September 19, 2005
Source: Mount Allison University:
SACKVILLE, NB — Events of this past year, especially recent disasters such as Hurricane Katrina and the Tsunami in the Indian Ocean, have emphasized the fragility of our natural environment and highlighted how reliant we are on energy sources such as oil, gas, and electricity. While these dramatic events have drawn immediate attention and action, Dr. Carla VanBeselaere of the economics department at Mount Allison University believes that they should also give pause for thoughts about our consumption patterns and the impacts we have on the environment.
With this in mind, Dr. VanBeselaere decided to undertake an interdisciplinary environmental teaching project this summer. She says, “this project is intended to encourage Mount Allison University students to think and talk about how what they consume impacts the environment and what they can do to change these behaviours.” Initial emphasis is being placed on transportation decisions because these are easily monitored behaviours. They also contribute to greenhouse gases, which Canada is committed to reducing as a part of the Kyoto Protocol.
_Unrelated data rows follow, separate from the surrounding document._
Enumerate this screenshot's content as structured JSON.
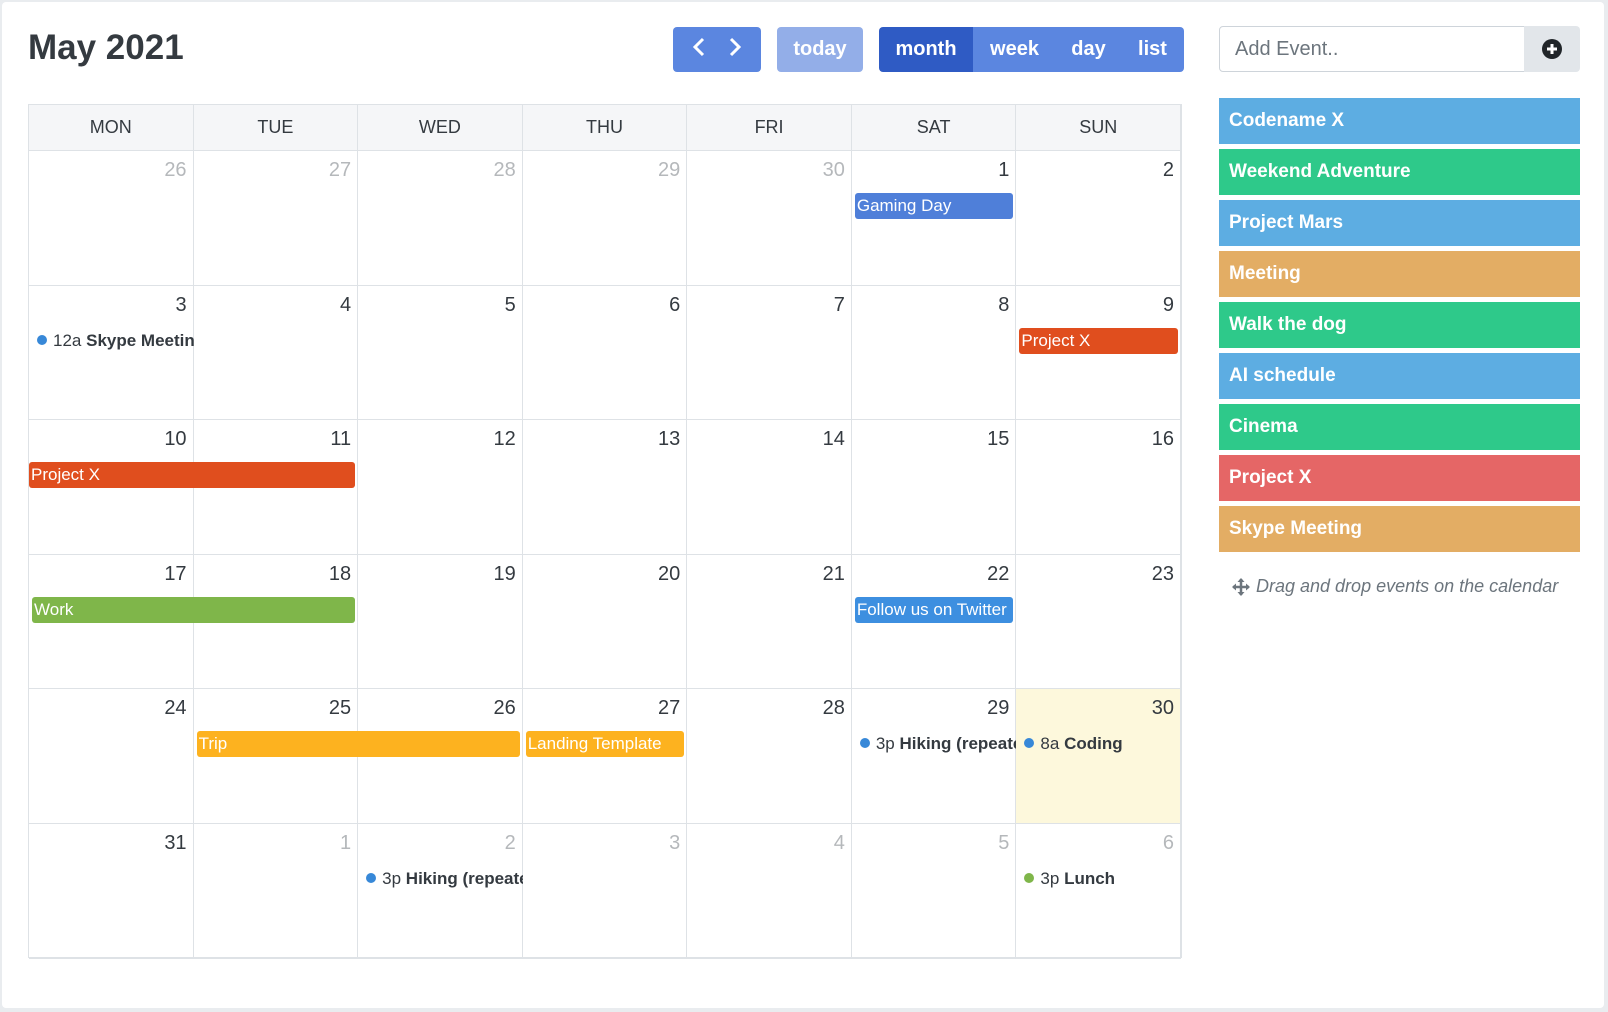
{
  "header": {
    "title": "May 2021",
    "today_label": "today",
    "views": [
      "month",
      "week",
      "day",
      "list"
    ],
    "active_view": "month"
  },
  "weekdays": [
    "MON",
    "TUE",
    "WED",
    "THU",
    "FRI",
    "SAT",
    "SUN"
  ],
  "weeks": [
    [
      {
        "d": "26",
        "o": true
      },
      {
        "d": "27",
        "o": true
      },
      {
        "d": "28",
        "o": true
      },
      {
        "d": "29",
        "o": true
      },
      {
        "d": "30",
        "o": true
      },
      {
        "d": "1"
      },
      {
        "d": "2"
      }
    ],
    [
      {
        "d": "3"
      },
      {
        "d": "4"
      },
      {
        "d": "5"
      },
      {
        "d": "6"
      },
      {
        "d": "7"
      },
      {
        "d": "8"
      },
      {
        "d": "9"
      }
    ],
    [
      {
        "d": "10"
      },
      {
        "d": "11"
      },
      {
        "d": "12"
      },
      {
        "d": "13"
      },
      {
        "d": "14"
      },
      {
        "d": "15"
      },
      {
        "d": "16"
      }
    ],
    [
      {
        "d": "17"
      },
      {
        "d": "18"
      },
      {
        "d": "19"
      },
      {
        "d": "20"
      },
      {
        "d": "21"
      },
      {
        "d": "22"
      },
      {
        "d": "23"
      }
    ],
    [
      {
        "d": "24"
      },
      {
        "d": "25"
      },
      {
        "d": "26"
      },
      {
        "d": "27"
      },
      {
        "d": "28"
      },
      {
        "d": "29"
      },
      {
        "d": "30",
        "today": true
      }
    ],
    [
      {
        "d": "31"
      },
      {
        "d": "1",
        "o": true
      },
      {
        "d": "2",
        "o": true
      },
      {
        "d": "3",
        "o": true
      },
      {
        "d": "4",
        "o": true
      },
      {
        "d": "5",
        "o": true
      },
      {
        "d": "6",
        "o": true
      }
    ]
  ],
  "bar_events": [
    {
      "title": "Gaming Day",
      "week": 0,
      "day": 5,
      "span": 1,
      "color": "#4f7fd9"
    },
    {
      "title": "Project X",
      "week": 1,
      "day": 6,
      "span": 1,
      "color": "#e04e1e"
    },
    {
      "title": "Project X",
      "week": 2,
      "day": 0,
      "span": 2,
      "color": "#e04e1e"
    },
    {
      "title": "Work",
      "week": 3,
      "day": 0,
      "span": 2,
      "color": "#7fb64a"
    },
    {
      "title": "Follow us on Twitter",
      "week": 3,
      "day": 5,
      "span": 1,
      "color": "#3d8fe0"
    },
    {
      "title": "Trip",
      "week": 4,
      "day": 1,
      "span": 2,
      "color": "#fdb21f"
    },
    {
      "title": "Landing Template",
      "week": 4,
      "day": 3,
      "span": 1,
      "color": "#fdb21f"
    }
  ],
  "dot_events": [
    {
      "time": "12a",
      "title": "Skype Meeting",
      "week": 1,
      "day": 0,
      "color": "#3788d8"
    },
    {
      "time": "3p",
      "title": "Hiking (repeated)",
      "week": 4,
      "day": 5,
      "color": "#3788d8"
    },
    {
      "time": "8a",
      "title": "Coding",
      "week": 4,
      "day": 6,
      "color": "#3788d8"
    },
    {
      "time": "3p",
      "title": "Hiking (repeated)",
      "week": 5,
      "day": 2,
      "color": "#3788d8"
    },
    {
      "time": "3p",
      "title": "Lunch",
      "week": 5,
      "day": 6,
      "color": "#7fb64a"
    }
  ],
  "sidebar": {
    "placeholder": "Add Event..",
    "events": [
      {
        "title": "Codename X",
        "color": "#5dade2"
      },
      {
        "title": "Weekend Adventure",
        "color": "#2ec98a"
      },
      {
        "title": "Project Mars",
        "color": "#5dade2"
      },
      {
        "title": "Meeting",
        "color": "#e3ad64"
      },
      {
        "title": "Walk the dog",
        "color": "#2ec98a"
      },
      {
        "title": "AI schedule",
        "color": "#5dade2"
      },
      {
        "title": "Cinema",
        "color": "#2ec98a"
      },
      {
        "title": "Project X",
        "color": "#e56666"
      },
      {
        "title": "Skype Meeting",
        "color": "#e3ad64"
      }
    ],
    "hint": "Drag and drop events on the calendar"
  }
}
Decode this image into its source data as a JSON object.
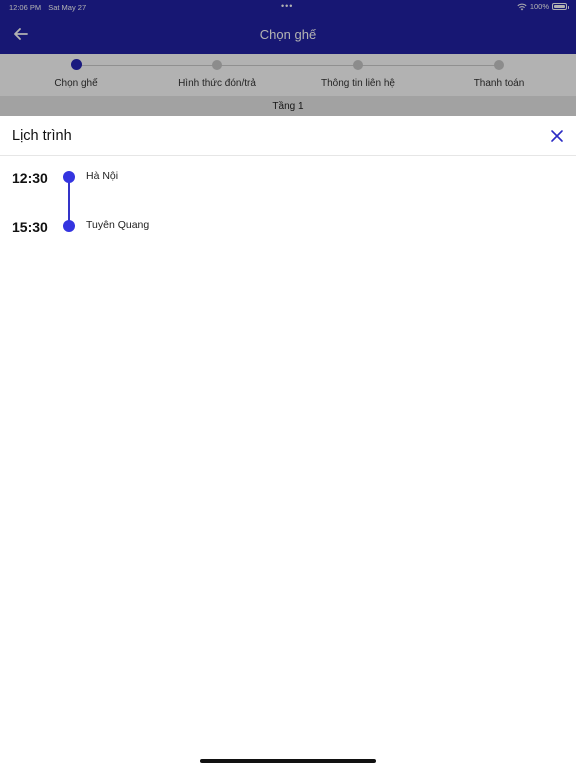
{
  "status_bar": {
    "time": "12:06 PM",
    "date": "Sat May 27",
    "battery": "100%"
  },
  "header": {
    "title": "Chọn ghế",
    "back_icon": "arrow-left-icon"
  },
  "stepper": {
    "steps": [
      {
        "label": "Chọn ghế",
        "active": true
      },
      {
        "label": "Hình thức đón/trả",
        "active": false
      },
      {
        "label": "Thông tin liên hệ",
        "active": false
      },
      {
        "label": "Thanh toán",
        "active": false
      }
    ]
  },
  "floor": {
    "label": "Tầng 1"
  },
  "sheet": {
    "title": "Lịch trình",
    "close_icon": "close-icon",
    "stops": [
      {
        "time": "12:30",
        "place": "Hà Nội"
      },
      {
        "time": "15:30",
        "place": "Tuyên Quang"
      }
    ]
  },
  "colors": {
    "header_bg": "#2222a5",
    "accent": "#3434e0"
  }
}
With financial support from the Purdy Crawford Teaching Centre, Dr. VanBeselaere hired Marco Perico a third-year commerce student, and John Kamau, a third-year international relations student to develop teaching materials. Helped by professors from across the university, these students have spent the summer developing teaching modules on the environment that will be incorporated into existing courses offered at Mount Allison. They are currently being used in math, music, fine arts, philosophy, physics, biology, geography, environmental studies, Canadian studies, economics, and commerce.
As part of this project, Perico worked with assistance from MASSIE (Mount Allison Sophomore Semester in English, a Japanese exchange program) volunteers to develop a web site that will be used to share information about “conscientious consumption.” A very important component of this web site is a carpool web site for Mount Allison commuters to help them connect with fellow commuters. This was set up with carpool tool.com, a company started through the University of Waterloo.
A research grant from Mount Allison’s Marjorie Young Bell Foundation provided further support for Jeff Spencer, a fourth-year economics student to undertake some preliminary analysis of alternative energy and the state of environmental research.
These projects represent the first phase of an on-going effort. Dr. VanBeselaere hopes that, once students are exposed to the teaching materials, they will come together to explore different means of reducing our environmental footprint. In particular, students are being encouraged to develop entrepreneurial plans that will help people to offset pollution generated when they drive their cars. Efforts by groups such as the Suzuki Foundation and a new company, TerraPass — out of the Wharton Business School at University of Pennsylvania — have been offered as interesting models to study.
Dr. Rosemary Polegato, head of the commerce department and one of the faculty members for whom a teaching module was developed, is very pleased by the results. She points out, “The timing is perfect for this. It is similar to the changes that have occurred with people’s views on smoking and the issue of private and public choice. People now are realizing that their choices in transport will affect other people. It is very Canadian to think of the common good.”
Dr. VanBeselaere emphasizes, “The objective of this project is not to get people to give up their cars or stop consuming but to make people think of the side effects when they do consume. Obviously not everyone can afford a new fuel efficient vehicle and not everyone can use alternative means of transportation such as walking or riding a bicycle. Instead, we need alternatives that are accessible and that allow us to lessen our environmental impact while continuing to do the things we want and need to do.” And Dr. VanBeselaere is confident students will figure out new ways of addressing these concerns.